Why brokerages are raising their target price for KEPCO despite earnings miss and share price plunge
- Input
- 2026-03-01 15:34:50
- Updated
- 2026-03-01 15:34:50

[The Financial News] Brokerages have been steadily raising their target prices for Korea Electric Power Corporation (KEPCO). Quarterly results, including the fourth quarter of last year, fell short of market expectations, but analysts say the company has clearly returned to profit on an annual basis thanks to an improved cost structure and the impact of the settlement coefficient. As this view spreads, securities firms are quickly revising up their assumptions.
According to financial data provider FnGuide, seven securities firms, including Eugene Investment & Securities and IBK Securities, raised their target prices for KEPCO last month. Their targets now range from 70,000 won to 92,000 won. This suggests that, despite quarterly earnings volatility, the market is reassessing KEPCO’s medium- to long-term earnings visibility more favorably.
The short-term market reaction, however, was negative. When fourth-quarter operating profit missed the consensus forecast, the share price fell instead of rising. KEPCO’s stock, which had climbed to the mid-64,000 won range in February, dropped 1.56% on February 26, the day results were released, and then plunged a further 7.58% on the following day, the 27th. Many interpret this as profit-taking, as expectations for earnings had already been priced in and the actual results failed to meet those expectations.
Even so, brokerages are lifting their targets because they are focusing more on the annual earnings trend than on a single quarter. They view the weak fourth-quarter numbers as temporary, driven by concentrated nuclear power maintenance and the recognition of subsidiary costs, rather than as a sign of structural deterioration in profitability. With electricity tariffs now better reflecting costs, analysts believe the recovery in profit on an annual basis remains intact.
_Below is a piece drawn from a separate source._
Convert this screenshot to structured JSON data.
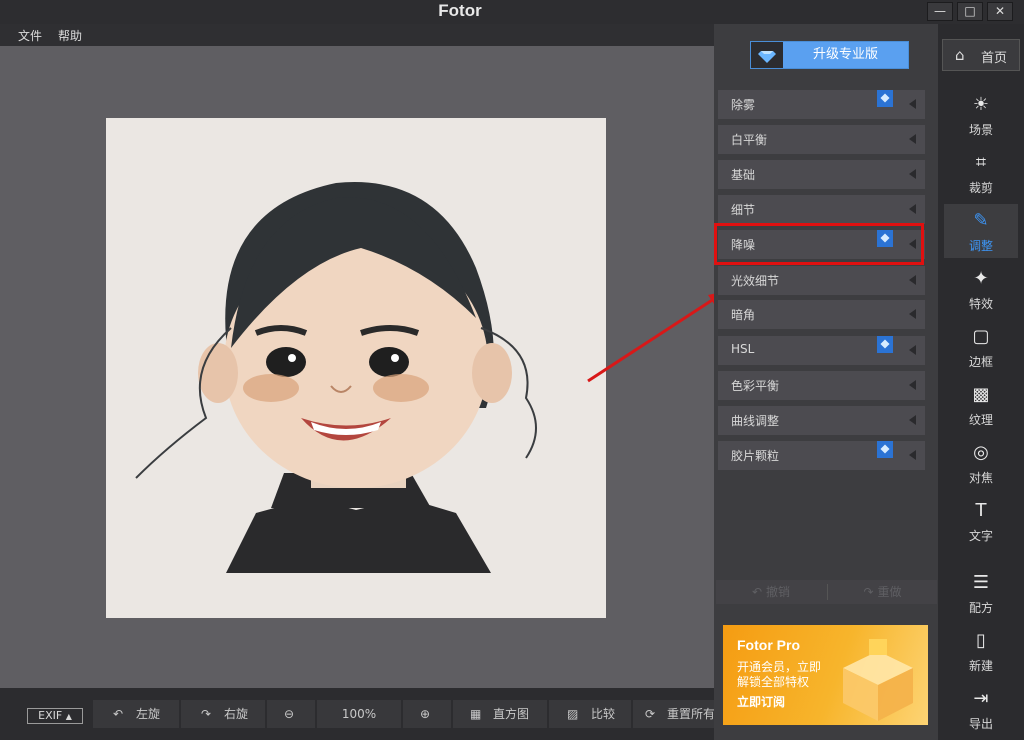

In particular, expectations for an improved generation mix and a recovery in nuclear power utilization are underpinning the medium- to long-term outlook. Since the start of this year, nuclear utilization rates have been gradually normalizing, while the burden of fuel costs and purchased power costs has eased. Analysts say this creates significant room for a larger improvement in profitability. Many in the securities industry argue that investors should pay more attention to the annual earnings trajectory than to quarter-to-quarter volatility.
The resumption of dividends has also influenced these assessments. KEPCO has confirmed a 2025 dividend of 1,540 won per share, marking the return of a meaningful payout. If the earnings recovery continues, analysts expect the company’s capacity for shareholder returns to expand gradually over the medium to long term. However, potential cuts to industrial electricity tariffs and rising costs at subsidiaries are still seen as headwinds, and some caution that the key issue is not a short-term rebound in the share price but the sustainability of profit recovery.
Kim Tae-hyun, an analyst at IBK Securities, said, "It is positive that the dividend has been sharply increased to 1,540 won per share, implying a dividend yield of about 3.2%, and this is the first meaningful dividend level we have seen since 2020." He added, "As fuel prices remain stable and KEPCO increases the share of nuclear power, which has a lower generation cost, there is still ample room for further improvement in profitability."